For reference: The two cases were in school districts where they wanted to encourage a breaking up of the pre-existing housing segregation, which of course has been in no small part a result of discriminatory practices dating back to the GI Bill and white flight, and before than even, Jim Crow and forced and legal segregation. Their goal was to make sure every school had some portion of white & minority students, and not a ridiculous skew that didn't reflect overall city demographics one way or the other. Actually, Dellinger (a Duke University Law Professor) summed it up this way:
The idea that the principle of Brown condemns the valiant efforts of, say, the Louisville community to maintain schools attended by both black and white students seems profoundly wrong to me. The Louisville school system (I keep using Louisville, because I know that case better) takes account of the race of students to keep each school integrated. They don't try to replicate the one-third-black percentage of the district as a whole in each school, but they do take race into account where that figure would otherwise fall below 15 percent or above 50 percent. Good people, black and white, in Louisville have refused to give up on the public schools. They know that sharp imbalances in the race of a school population leads to "white flight' from the schools and that using race to keep schools integrated is essential to the viability of public schools.So. Yes.
Of course, they could have a system in which each school almost always reflects the racial proportions of the district's overall population simply by assigning all students by lottery. Each school would usually wind up about one-third black. No system would do that because assignment by lottery would impose enormous costs on families in transportation and deprive them of the great advantages of neighborhood schools. But, as I argued in my last posting, using neighborhood as the sole mechanism for school assignment means that the schools will replicate the housing segregation that defines Louisville as it does many of our metropolitan areas. The carefully planned Louisville system combines neighborhood schools with parental choice and some use of race to ensure an integrated experience and a viable public school system.
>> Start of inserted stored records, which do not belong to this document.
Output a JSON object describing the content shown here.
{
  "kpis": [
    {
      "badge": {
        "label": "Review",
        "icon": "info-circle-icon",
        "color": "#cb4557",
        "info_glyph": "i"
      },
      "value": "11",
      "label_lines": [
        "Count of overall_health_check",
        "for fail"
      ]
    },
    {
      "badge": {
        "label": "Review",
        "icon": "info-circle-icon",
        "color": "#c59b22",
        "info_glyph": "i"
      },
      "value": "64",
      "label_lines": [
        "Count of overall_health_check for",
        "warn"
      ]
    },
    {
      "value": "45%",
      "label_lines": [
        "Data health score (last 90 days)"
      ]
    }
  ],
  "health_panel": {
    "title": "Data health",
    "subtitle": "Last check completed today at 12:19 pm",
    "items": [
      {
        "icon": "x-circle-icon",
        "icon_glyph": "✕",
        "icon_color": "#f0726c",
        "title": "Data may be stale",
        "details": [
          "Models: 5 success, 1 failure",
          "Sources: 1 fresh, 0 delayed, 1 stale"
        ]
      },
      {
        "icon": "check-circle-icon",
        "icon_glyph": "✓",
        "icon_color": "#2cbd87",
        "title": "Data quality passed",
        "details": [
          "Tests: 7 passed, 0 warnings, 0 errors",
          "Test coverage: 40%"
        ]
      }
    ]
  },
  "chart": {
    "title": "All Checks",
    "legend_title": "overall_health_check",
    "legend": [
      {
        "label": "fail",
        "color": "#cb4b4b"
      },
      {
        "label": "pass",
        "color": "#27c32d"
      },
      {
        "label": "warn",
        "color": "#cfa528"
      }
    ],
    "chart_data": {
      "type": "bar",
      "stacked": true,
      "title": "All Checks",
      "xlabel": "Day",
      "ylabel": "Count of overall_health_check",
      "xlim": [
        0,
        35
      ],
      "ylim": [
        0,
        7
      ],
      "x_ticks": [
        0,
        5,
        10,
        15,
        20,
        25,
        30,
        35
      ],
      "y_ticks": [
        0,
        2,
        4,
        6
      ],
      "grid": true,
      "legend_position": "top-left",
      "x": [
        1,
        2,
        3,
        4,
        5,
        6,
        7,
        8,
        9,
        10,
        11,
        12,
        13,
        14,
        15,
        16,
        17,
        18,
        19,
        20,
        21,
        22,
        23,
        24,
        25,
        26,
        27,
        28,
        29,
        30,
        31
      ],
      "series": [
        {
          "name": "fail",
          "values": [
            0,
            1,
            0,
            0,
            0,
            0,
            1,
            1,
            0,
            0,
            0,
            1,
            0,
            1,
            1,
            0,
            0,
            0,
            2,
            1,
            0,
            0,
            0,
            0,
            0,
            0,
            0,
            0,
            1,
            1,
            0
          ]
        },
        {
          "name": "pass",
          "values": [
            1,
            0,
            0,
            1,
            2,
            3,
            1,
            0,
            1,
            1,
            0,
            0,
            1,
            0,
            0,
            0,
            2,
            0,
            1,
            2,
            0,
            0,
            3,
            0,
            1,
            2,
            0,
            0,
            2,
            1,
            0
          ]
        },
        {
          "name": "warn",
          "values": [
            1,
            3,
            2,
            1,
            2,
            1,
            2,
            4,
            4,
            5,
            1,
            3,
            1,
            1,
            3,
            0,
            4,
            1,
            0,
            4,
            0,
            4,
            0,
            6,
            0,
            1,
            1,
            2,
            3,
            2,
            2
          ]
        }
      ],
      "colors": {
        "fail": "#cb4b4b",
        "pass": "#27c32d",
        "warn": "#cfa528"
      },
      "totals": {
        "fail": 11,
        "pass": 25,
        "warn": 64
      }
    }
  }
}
Dellinger & Slate's Dahlia Lithwick have been conducting a dialogue on the SCOTUS' recent decisions (linked to throughout my post). They've added a conservative member to bring a new view, whose response is titled: Don't Despair -- There's a Better Way to Achieve Integration. I'm deathly afraid of reading this. Though, there's some slight possibility he's going to suggest higher education for all, universal improvement in housing and human services, cleaning up the pollution that disproportionately affects minorities and poor whites, and general redistributional justice. And perhaps he'll also bring me a dollar with compound interest for my wisdom teeth from 5 years back or so, and take us all to a magical gumdrop land full of chocolate rivers and strawberry fields.